Bis 2025 will der DAX-Konzern mit seinen chinesischen Partnern mehr als 10 Milliarden Euro in den Elektro-Automarkt stecken. In den kommenden Jahren sollen etwa 40 Modelle mit alternativen Antrieben lokal produziert werden. - Bild: Pixabay

"China ist wegweisend beim endgültigen Durchbruch der Elektromobilität", sagte Jochem Heizmann, der das China-Geschäft von Volkswagen leitet. Der Wolfsburger Konzern wolle den Wandel anführen. Bis 2025 will VW jedes Jahr fünf Autos mit alternativem Antrieb auf den Markt bringen, so Heizmann anlässlich der Automesse im südchinesischen Guangzhou.

Quoten "kein Problem" für VW

China hat vor kurzem Quoten für den Absatz von Elektroautos 2019 beschlossen.

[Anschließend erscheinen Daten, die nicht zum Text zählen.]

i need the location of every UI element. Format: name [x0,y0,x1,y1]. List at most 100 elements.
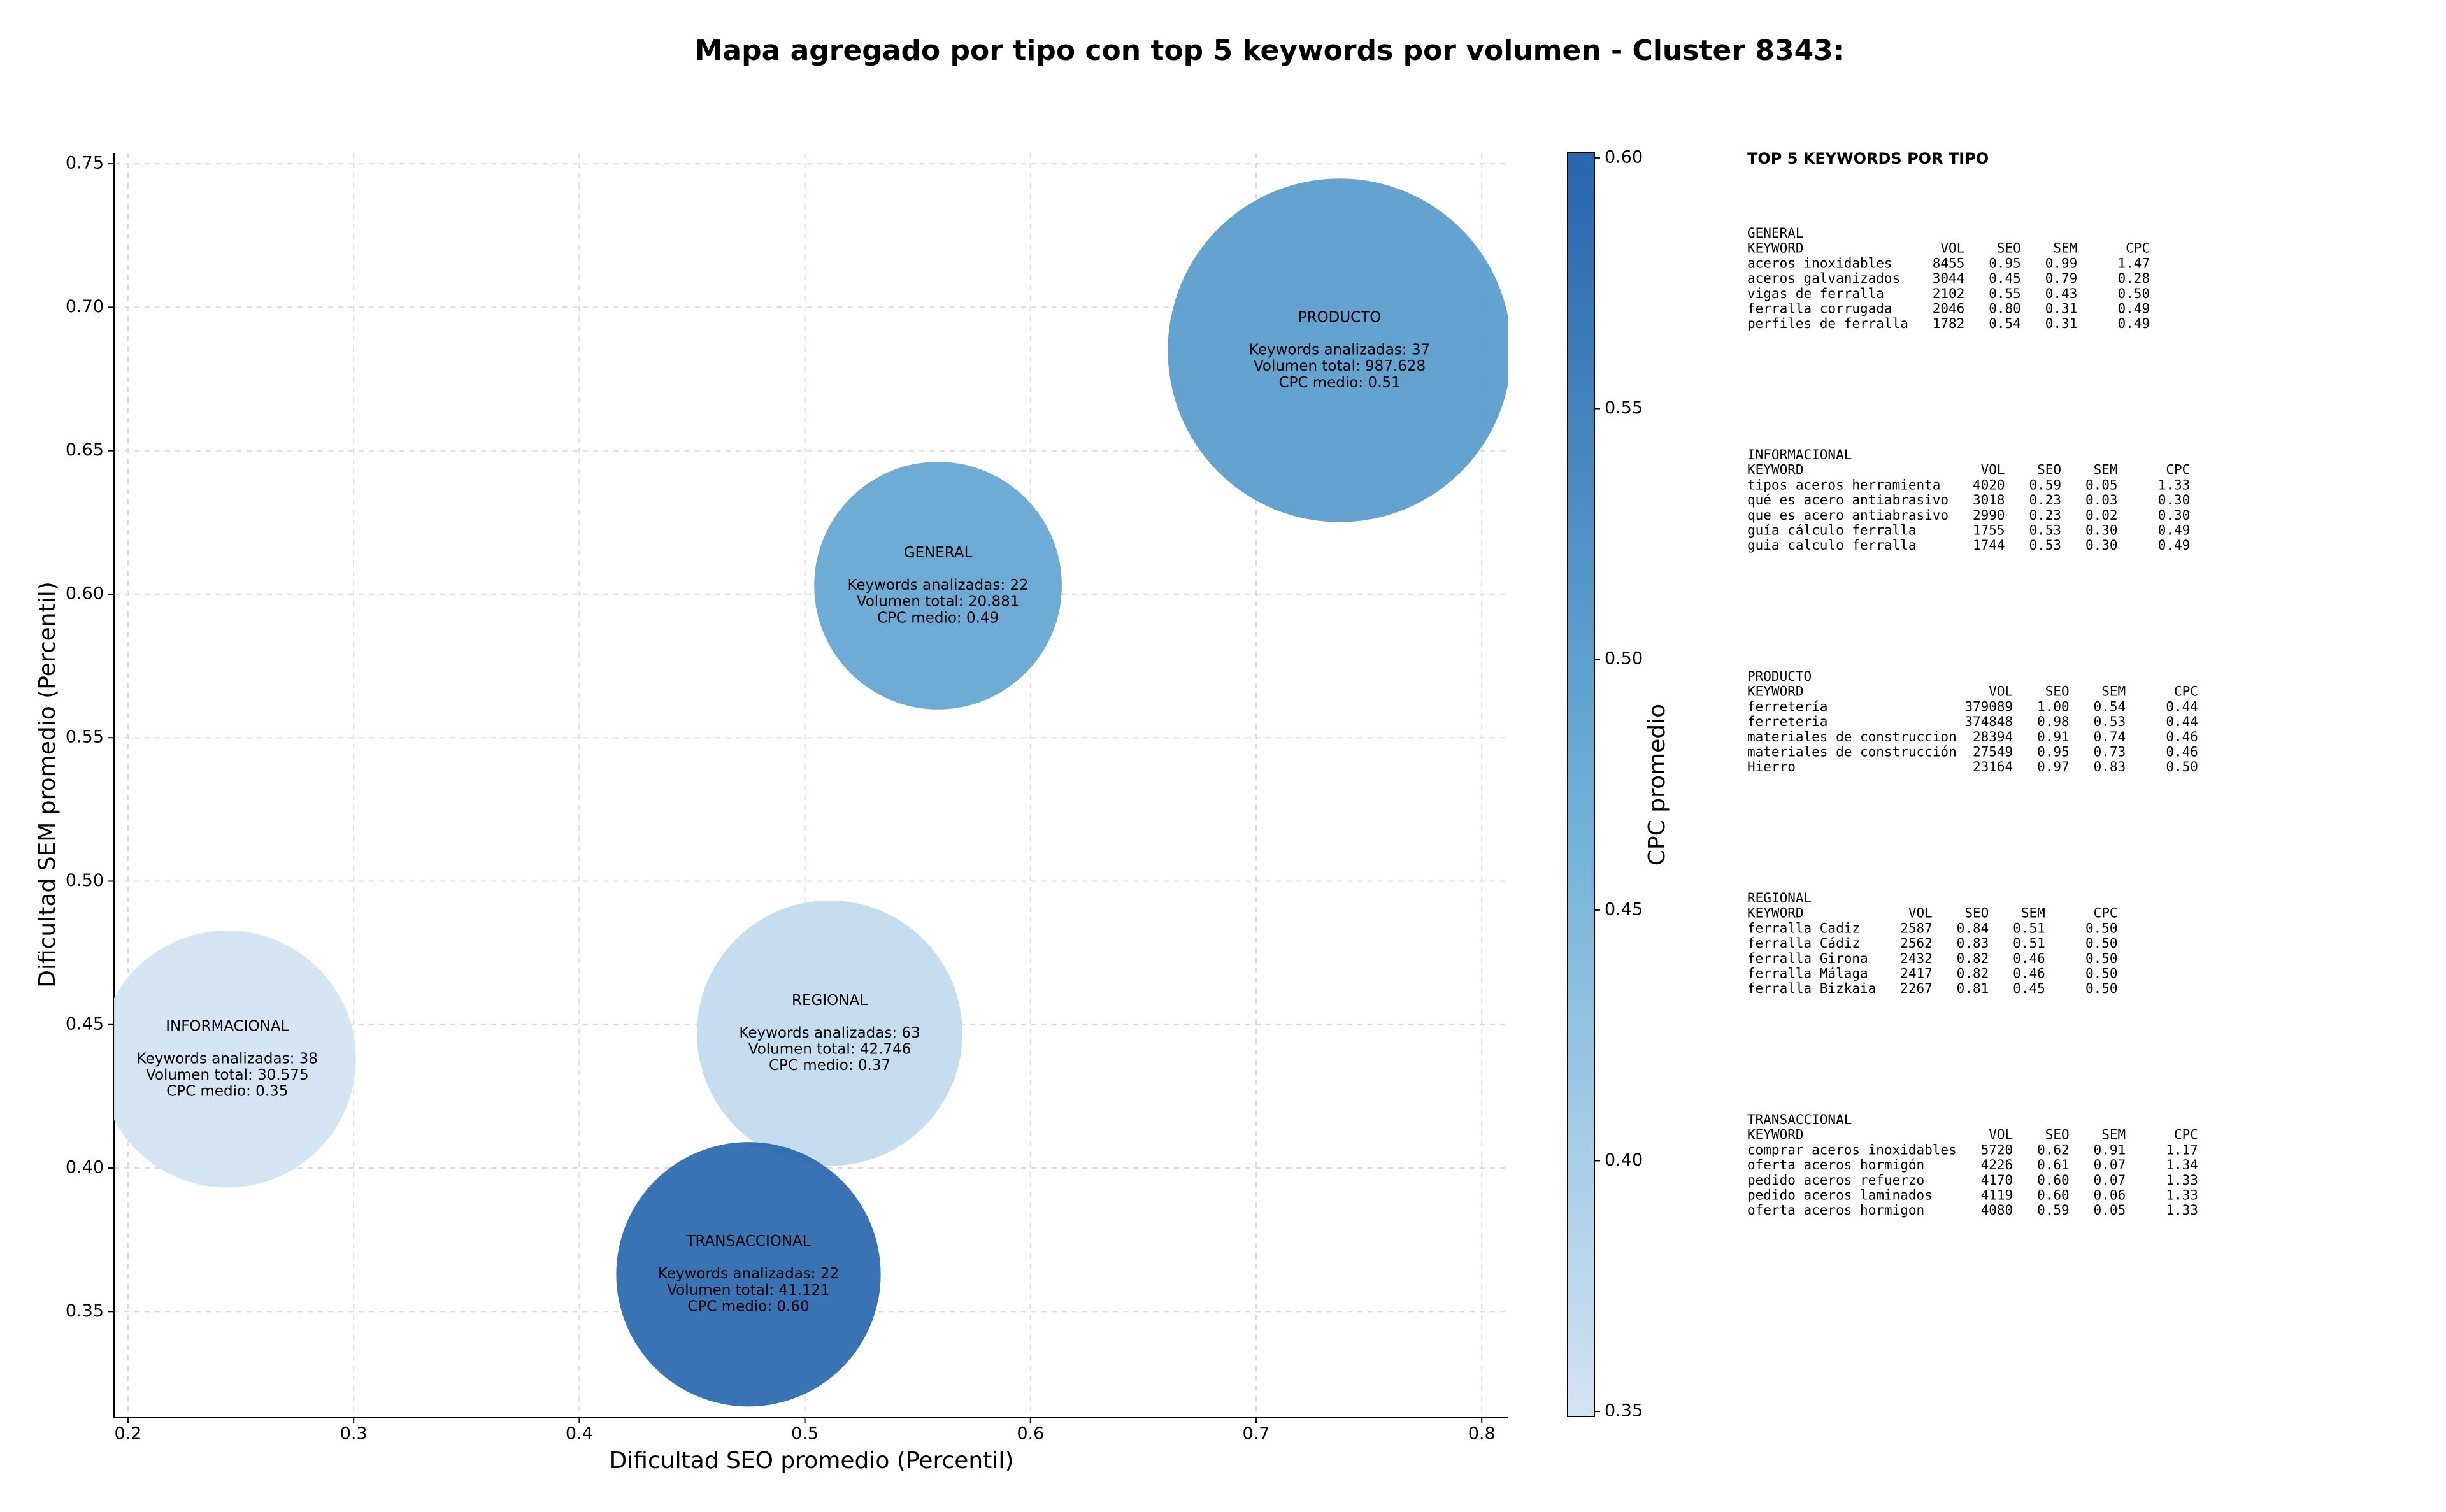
table-keyword: oferta aceros hormigon [1747,1202,1924,1218]
y-axis-label: Dificultad SEM promedio (Percentil) [34,581,61,988]
table-cell: CPC [2174,684,2198,699]
table-cell: 0.51 [2013,920,2045,936]
x-axis-label: Dificultad SEO promedio (Percentil) [610,1448,1014,1474]
y-tick-label: 0.45 [66,1014,104,1034]
table-cell: 0.46 [2166,729,2198,745]
table-cell: 0.73 [2094,745,2126,760]
table-cell: SEO [2045,684,2070,699]
table-cell: VOL [1908,906,1933,921]
table-cell: 4080 [1981,1202,2013,1218]
table-cell: 0.81 [1957,981,1989,996]
table-cell: 1744 [1973,538,2005,553]
table-keyword: guia calculo ferralla [1747,538,1917,553]
table-cell: CPC [2174,1127,2198,1143]
table-keyword: KEYWORD [1747,684,1804,699]
bubble-label: Volumen total: 42.746 [748,1041,912,1057]
table-cell: 0.50 [2085,920,2118,936]
table-cell: 0.95 [1989,255,2021,271]
bubble [114,931,356,1188]
bubble-label: Keywords analizadas: 38 [137,1050,318,1067]
table-keyword: pedido aceros laminados [1747,1188,1933,1203]
x-tick-label: 0.2 [114,1424,141,1444]
colorbar-tick-label: 0.50 [1605,649,1643,669]
colorbar-tick-label: 0.45 [1605,899,1643,919]
colorbar-tick-label: 0.35 [1605,1401,1643,1421]
table-keyword: KEYWORD [1747,906,1804,921]
table-keyword: aceros inoxidables [1747,255,1892,271]
table-cell: 2990 [1973,508,2005,523]
table-title: PRODUCTO [1747,669,1812,684]
bubble-label: Volumen total: 30.575 [146,1067,309,1083]
table-keyword: aceros galvanizados [1747,271,1900,286]
table-cell: 0.23 [2029,508,2061,523]
table-cell: 0.28 [2118,271,2150,286]
table-cell: 1.34 [2166,1157,2198,1173]
y-tick-label: 0.60 [66,583,104,603]
y-tick-label: 0.65 [66,440,104,460]
table-cell: 0.91 [2094,1142,2126,1157]
table-cell: 2587 [1900,920,1933,936]
bubble [1168,178,1508,522]
table-cell: SEM [2101,684,2126,699]
x-tick-label: 0.7 [1243,1424,1270,1444]
table-cell: SEO [2045,1127,2070,1143]
x-tick-label: 0.8 [1468,1424,1496,1444]
bubble [616,1142,881,1407]
table-cell: 0.31 [2045,301,2078,317]
y-tick-label: 0.75 [66,153,104,173]
table-keyword: ferretería [1747,699,1827,714]
bubble-name: REGIONAL [792,992,868,1009]
table-keyword: ferralla Girona [1747,951,1868,966]
table-cell: 2102 [1933,286,1965,301]
bubble-label: Keywords analizadas: 22 [658,1266,839,1282]
table-keyword: KEYWORD [1747,241,1804,256]
bubble-label: Volumen total: 987.628 [1254,358,1426,374]
table-cell: 0.46 [2166,745,2198,760]
table-cell: 0.44 [2166,714,2198,729]
table-cell: 0.83 [1957,936,1989,951]
table-cell: SEM [2094,462,2118,478]
table-keyword: ferralla corrugada [1747,301,1892,317]
bubble-label: CPC medio: 0.49 [877,610,999,626]
table-cell: 1.33 [2158,477,2191,492]
table-cell: 379089 [1964,699,2013,714]
table-keyword: tipos aceros herramienta [1747,477,1940,492]
y-tick-label: 0.55 [66,727,104,747]
table-keyword: ferreteria [1747,714,1827,729]
table-cell: 0.84 [1957,920,1989,936]
table-cell: 0.61 [2037,1157,2070,1173]
table-cell: 1.33 [2166,1202,2198,1218]
table-cell: 0.60 [2037,1173,2070,1188]
bubble [697,900,962,1166]
table-cell: 0.50 [2118,286,2150,301]
colorbar [1567,152,1595,1417]
table-cell: 8455 [1933,255,1965,271]
table-cell: 0.62 [2037,1142,2070,1157]
table-cell: 0.05 [2094,1202,2126,1218]
table-cell: 0.60 [2037,1188,2070,1203]
bubble-label: CPC medio: 0.37 [769,1057,890,1074]
table-cell: 27549 [1973,745,2013,760]
table-cell: 0.49 [2158,523,2191,538]
table-cell: SEM [2021,906,2045,921]
colorbar-tick-label: 0.55 [1605,398,1643,418]
table-title: TRANSACCIONAL [1747,1112,1852,1127]
table-cell: 0.54 [2094,699,2126,714]
table-cell: 0.43 [2045,286,2078,301]
table-cell: 1.33 [2166,1173,2198,1188]
table-cell: 1.00 [2037,699,2070,714]
table-keyword: vigas de ferralla [1747,286,1884,301]
table-keyword: ferralla Bizkaia [1747,981,1876,996]
table-cell: 0.46 [2013,966,2045,981]
table-cell: 0.53 [2029,538,2061,553]
table-cell: 0.30 [2085,523,2118,538]
bubble-label: Keywords analizadas: 37 [1249,341,1430,358]
table-cell: 28394 [1973,729,2013,745]
table-title: INFORMACIONAL [1747,447,1852,462]
table-cell: 0.79 [2045,271,2078,286]
table-cell: 0.59 [2037,1202,2070,1218]
table-cell: CPC [2166,462,2190,478]
table-cell: VOL [1989,1127,2013,1143]
colorbar-label: CPC promedio [1644,704,1670,866]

Das Land ist der größte Automarkt der Welt, deshalb werden die ehrgeizigen Pläne weltweit Auswirkungen auf Hersteller und Kunden haben. Einige inländische und ausländische Hersteller werden Schwierigkeiten haben, die Vorgaben zu erfüllen. Für Volkswagen, so Heizmann, werde das aber kein Problem sein.

Um die Ziele zu erreichen, hatten VW oder auch Ford und Renault-Nissan neue Gemeinschaftsunternehmen mit lokalen Partnern aufgesetzt, um jeweils reine Elektroauto-Hersteller aufzubauen.

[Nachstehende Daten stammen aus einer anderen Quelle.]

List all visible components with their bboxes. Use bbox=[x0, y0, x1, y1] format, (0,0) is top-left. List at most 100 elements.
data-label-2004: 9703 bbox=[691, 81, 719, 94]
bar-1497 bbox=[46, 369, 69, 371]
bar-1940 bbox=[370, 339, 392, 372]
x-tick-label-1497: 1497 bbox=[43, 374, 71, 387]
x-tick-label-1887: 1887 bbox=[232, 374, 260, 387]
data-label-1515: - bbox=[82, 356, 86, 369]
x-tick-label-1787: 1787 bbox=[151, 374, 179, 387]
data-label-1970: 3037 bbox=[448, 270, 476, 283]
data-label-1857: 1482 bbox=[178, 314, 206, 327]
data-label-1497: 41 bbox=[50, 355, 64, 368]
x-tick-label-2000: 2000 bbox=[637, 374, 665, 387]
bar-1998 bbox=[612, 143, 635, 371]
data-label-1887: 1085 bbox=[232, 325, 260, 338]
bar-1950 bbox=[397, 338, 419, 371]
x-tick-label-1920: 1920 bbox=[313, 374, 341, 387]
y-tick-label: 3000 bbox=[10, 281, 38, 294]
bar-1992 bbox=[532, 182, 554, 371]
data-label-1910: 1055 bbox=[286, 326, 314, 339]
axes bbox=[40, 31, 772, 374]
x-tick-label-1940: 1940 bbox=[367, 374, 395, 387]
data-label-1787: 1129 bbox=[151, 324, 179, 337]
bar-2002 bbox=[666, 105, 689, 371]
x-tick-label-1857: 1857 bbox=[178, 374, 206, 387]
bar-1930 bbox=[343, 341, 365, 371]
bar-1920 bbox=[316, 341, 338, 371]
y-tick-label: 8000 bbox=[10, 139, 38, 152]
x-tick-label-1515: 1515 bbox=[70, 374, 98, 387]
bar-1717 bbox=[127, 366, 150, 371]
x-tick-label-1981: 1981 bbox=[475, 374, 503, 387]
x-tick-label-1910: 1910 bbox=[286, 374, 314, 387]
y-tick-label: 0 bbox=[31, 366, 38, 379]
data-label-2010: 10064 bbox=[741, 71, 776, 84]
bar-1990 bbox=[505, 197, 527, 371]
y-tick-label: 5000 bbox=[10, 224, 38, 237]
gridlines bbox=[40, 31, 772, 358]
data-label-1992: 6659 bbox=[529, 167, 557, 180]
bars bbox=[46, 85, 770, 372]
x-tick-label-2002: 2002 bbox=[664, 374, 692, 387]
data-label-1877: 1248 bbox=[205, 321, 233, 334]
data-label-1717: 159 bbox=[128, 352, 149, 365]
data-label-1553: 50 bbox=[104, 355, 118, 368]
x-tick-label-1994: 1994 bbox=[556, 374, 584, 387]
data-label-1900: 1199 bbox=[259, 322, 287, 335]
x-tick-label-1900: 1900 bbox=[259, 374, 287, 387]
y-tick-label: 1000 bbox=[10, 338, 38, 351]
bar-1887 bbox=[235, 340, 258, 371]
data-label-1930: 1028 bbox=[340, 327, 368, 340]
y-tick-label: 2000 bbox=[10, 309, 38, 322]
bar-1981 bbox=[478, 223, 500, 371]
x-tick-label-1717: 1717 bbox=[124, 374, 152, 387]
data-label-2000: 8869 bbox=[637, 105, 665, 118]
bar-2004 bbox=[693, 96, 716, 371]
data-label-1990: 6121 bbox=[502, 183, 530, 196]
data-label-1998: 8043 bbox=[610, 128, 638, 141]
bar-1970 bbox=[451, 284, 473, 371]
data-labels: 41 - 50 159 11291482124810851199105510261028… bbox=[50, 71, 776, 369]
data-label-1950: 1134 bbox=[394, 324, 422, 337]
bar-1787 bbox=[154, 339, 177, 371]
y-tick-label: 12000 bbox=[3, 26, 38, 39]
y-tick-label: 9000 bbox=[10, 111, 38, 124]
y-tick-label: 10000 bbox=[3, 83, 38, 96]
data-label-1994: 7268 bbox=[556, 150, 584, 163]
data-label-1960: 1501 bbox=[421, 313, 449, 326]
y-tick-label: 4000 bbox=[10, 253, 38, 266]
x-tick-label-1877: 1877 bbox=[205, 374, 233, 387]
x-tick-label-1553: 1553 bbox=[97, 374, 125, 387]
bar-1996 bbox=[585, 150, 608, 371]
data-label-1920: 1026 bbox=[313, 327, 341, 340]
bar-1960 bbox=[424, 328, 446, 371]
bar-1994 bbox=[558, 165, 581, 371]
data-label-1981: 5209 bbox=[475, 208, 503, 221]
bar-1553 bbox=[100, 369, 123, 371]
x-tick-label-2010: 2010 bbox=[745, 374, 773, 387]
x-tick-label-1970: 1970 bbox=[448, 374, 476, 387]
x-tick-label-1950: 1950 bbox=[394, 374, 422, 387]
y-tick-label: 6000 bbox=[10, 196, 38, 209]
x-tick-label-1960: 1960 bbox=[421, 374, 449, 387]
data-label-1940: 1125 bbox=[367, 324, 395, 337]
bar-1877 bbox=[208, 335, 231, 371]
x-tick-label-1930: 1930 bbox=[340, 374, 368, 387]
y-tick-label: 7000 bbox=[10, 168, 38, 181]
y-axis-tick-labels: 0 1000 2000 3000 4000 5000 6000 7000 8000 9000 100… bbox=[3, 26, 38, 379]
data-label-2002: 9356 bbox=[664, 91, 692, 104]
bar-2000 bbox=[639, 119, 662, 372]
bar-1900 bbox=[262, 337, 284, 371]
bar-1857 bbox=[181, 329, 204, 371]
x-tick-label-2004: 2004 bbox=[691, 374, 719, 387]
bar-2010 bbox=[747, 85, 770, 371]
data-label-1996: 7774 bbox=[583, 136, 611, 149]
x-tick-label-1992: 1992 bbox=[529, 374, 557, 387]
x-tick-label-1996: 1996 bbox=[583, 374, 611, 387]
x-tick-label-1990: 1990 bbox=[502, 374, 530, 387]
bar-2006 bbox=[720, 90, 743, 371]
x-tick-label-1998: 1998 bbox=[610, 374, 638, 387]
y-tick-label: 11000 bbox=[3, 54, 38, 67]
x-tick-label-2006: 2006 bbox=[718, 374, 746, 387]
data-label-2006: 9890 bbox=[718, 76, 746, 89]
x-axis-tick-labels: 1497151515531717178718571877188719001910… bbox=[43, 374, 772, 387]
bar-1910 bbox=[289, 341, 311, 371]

So will VW mit dem Partner JAC Motors im kommenden Jahr, wenn das erste reine Elektroauto in China auf den Markt kommen soll, 80.000 bis 100.000 Elektrowagen bauen. Bis 2020 sollen es dann etwa 400.000 Elektroautos im Jahr sein.

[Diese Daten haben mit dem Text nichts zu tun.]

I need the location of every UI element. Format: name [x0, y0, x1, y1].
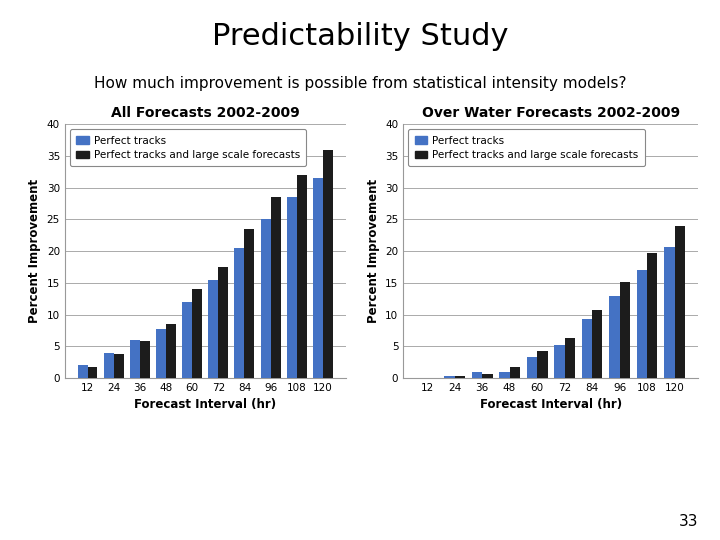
- Bar: [647, 253, 657, 378]
- Bar: [444, 376, 454, 378]
- Bar: [636, 270, 647, 378]
- Bar: [192, 289, 202, 378]
- Bar: [664, 247, 675, 378]
- Bar: [114, 354, 124, 378]
- Bar: [554, 345, 564, 378]
- Bar: [323, 150, 333, 378]
- Bar: [537, 352, 547, 378]
- Bar: [297, 175, 307, 378]
- Bar: [218, 267, 228, 378]
- Text: Predictability Study: Predictability Study: [212, 22, 508, 51]
- Bar: [182, 302, 192, 378]
- Bar: [130, 340, 140, 378]
- Bar: [261, 219, 271, 378]
- X-axis label: Forecast Interval (hr): Forecast Interval (hr): [480, 399, 622, 411]
- Bar: [235, 248, 244, 378]
- Bar: [675, 226, 685, 378]
- Bar: [609, 295, 619, 378]
- Bar: [472, 372, 482, 378]
- Title: Over Water Forecasts 2002-2009: Over Water Forecasts 2002-2009: [422, 106, 680, 120]
- Bar: [592, 310, 603, 378]
- Bar: [499, 372, 510, 378]
- Bar: [526, 357, 537, 378]
- Bar: [510, 367, 520, 378]
- Bar: [271, 197, 281, 378]
- Bar: [582, 319, 592, 378]
- Bar: [88, 367, 97, 378]
- X-axis label: Forecast Interval (hr): Forecast Interval (hr): [134, 399, 276, 411]
- Bar: [156, 328, 166, 378]
- Bar: [619, 281, 630, 378]
- Bar: [287, 197, 297, 378]
- Title: All Forecasts 2002-2009: All Forecasts 2002-2009: [111, 106, 300, 120]
- Bar: [313, 178, 323, 378]
- Bar: [166, 324, 176, 378]
- Bar: [454, 376, 465, 378]
- Bar: [244, 229, 254, 378]
- Bar: [78, 365, 88, 378]
- Text: How much improvement is possible from statistical intensity models?: How much improvement is possible from st…: [94, 76, 626, 91]
- Bar: [140, 341, 150, 378]
- Y-axis label: Percent Improvement: Percent Improvement: [366, 179, 379, 323]
- Bar: [564, 338, 575, 378]
- Legend: Perfect tracks, Perfect tracks and large scale forecasts: Perfect tracks, Perfect tracks and large…: [408, 130, 645, 166]
- Bar: [104, 353, 114, 378]
- Text: 33: 33: [679, 514, 698, 529]
- Bar: [208, 280, 218, 378]
- Bar: [482, 374, 492, 378]
- Y-axis label: Percent Improvement: Percent Improvement: [28, 179, 41, 323]
- Legend: Perfect tracks, Perfect tracks and large scale forecasts: Perfect tracks, Perfect tracks and large…: [70, 130, 307, 166]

Ausländische Hersteller sind verpflichtet, Gemeinschaftsunternehmen mit chinesischen Firmen zu gründen, um ihre Produkte in der Volksrepublik herzustellen. VW verfügt in dem Land neben JAC über eine Kooperation mit FAW und SAIC, die sich auszahlt: Der Wolfsburger Konzern erzielt in dem Land mit seiner Kernmarke weiterhin enorm hohe Zuwachsraten. In den ersten zehn Monaten 2017 verkaufte VW in China sogar die Hälfte aller Autos weltweit.